Other more common yet less severe complications associated with feeding include: vomiting and diarrhoea (after introduction of enteral feeding), regurgitation (from delayed gastric emptying) and metabolic complications associated with parenteral nutrition (such as hyperglycaemia, azotaemia).
Prevention of malnutrition
The prevention of malnutrition is highly dependant on the awareness of this disorder and ideally access to a scoring system similar to the GLIM criteria used in people. In dogs and cats, malnutrition can occur in both acute severe diseases (or as a result of trauma or sepsis), as well as in chronic medical disorders (such as inflammatory bowel disease, chronic kidney disease or neoplasia). In susceptible patients, careful questioning of the owners is necessary to highlight and quantify reductions in food consumption. It is also important to review the patient's bodyweight compared to its historical weight. Physical examination, including body condition and muscle condition scoring should then be performed. Finally, diagnostic testing, including blood tests for inflammation, may be necessary.
In patients with evidence of or risk factors for malnutrition, proactive steps should be taken to address this. These steps usually include placement of a feeding tube (or starting parenteral nutrition in some cases). For example, a patient with septic peritonitis undergoing surgery should have a feeding tube placed so that enteral nutrition can be provided in the postoperative period.
Conclusions
Malnutrition can be a serious and devastating complication of chronic and acute illness in people. The recent GLIM criteria have highlighted the importance of this problem and have enabled medical professionals to diagnose and categorise malnutrition in people. It is likely that the prevalence of malnutrition in cats and dogs is underestimated in clinical practice. To address this, it is important for veterinarians to be familiar with this condition. By assessing patients for weight loss and by performing body and muscle condition scoring, dogs and cats at risk for malnutrition can be identified. These patients can then have a suitable nutritional support plan implemented to address the cause of malnutrition.
KEY POINTS
- Malnutrition in dogs and cats may manifest with bodyweight, fat and muscle loss, in conjunction with systemic inflammation and reduced food consumption.
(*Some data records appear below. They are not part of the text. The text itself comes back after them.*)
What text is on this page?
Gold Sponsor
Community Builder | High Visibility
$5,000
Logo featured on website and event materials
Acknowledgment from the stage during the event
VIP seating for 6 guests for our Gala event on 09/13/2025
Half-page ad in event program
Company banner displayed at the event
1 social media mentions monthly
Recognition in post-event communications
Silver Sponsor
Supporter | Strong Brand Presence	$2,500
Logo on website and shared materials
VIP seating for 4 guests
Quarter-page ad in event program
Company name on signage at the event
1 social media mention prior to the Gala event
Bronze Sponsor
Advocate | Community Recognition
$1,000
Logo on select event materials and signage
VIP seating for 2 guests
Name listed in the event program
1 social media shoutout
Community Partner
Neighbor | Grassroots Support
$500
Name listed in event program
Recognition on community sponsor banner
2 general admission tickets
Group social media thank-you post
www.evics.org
- Assessment for malnutrition in susceptible patients requires careful historical review, physical examination (including body and muscle condition scoring) and diagnostic tests (blood tests).
- The key nutrients needed to address malnutrition include calories, protein, fat and micronutrients.
- Malnourished patients are best treated with feeding tubes and parenteral nutrition, because other methods (such as appetite stimulants) are usually less effective.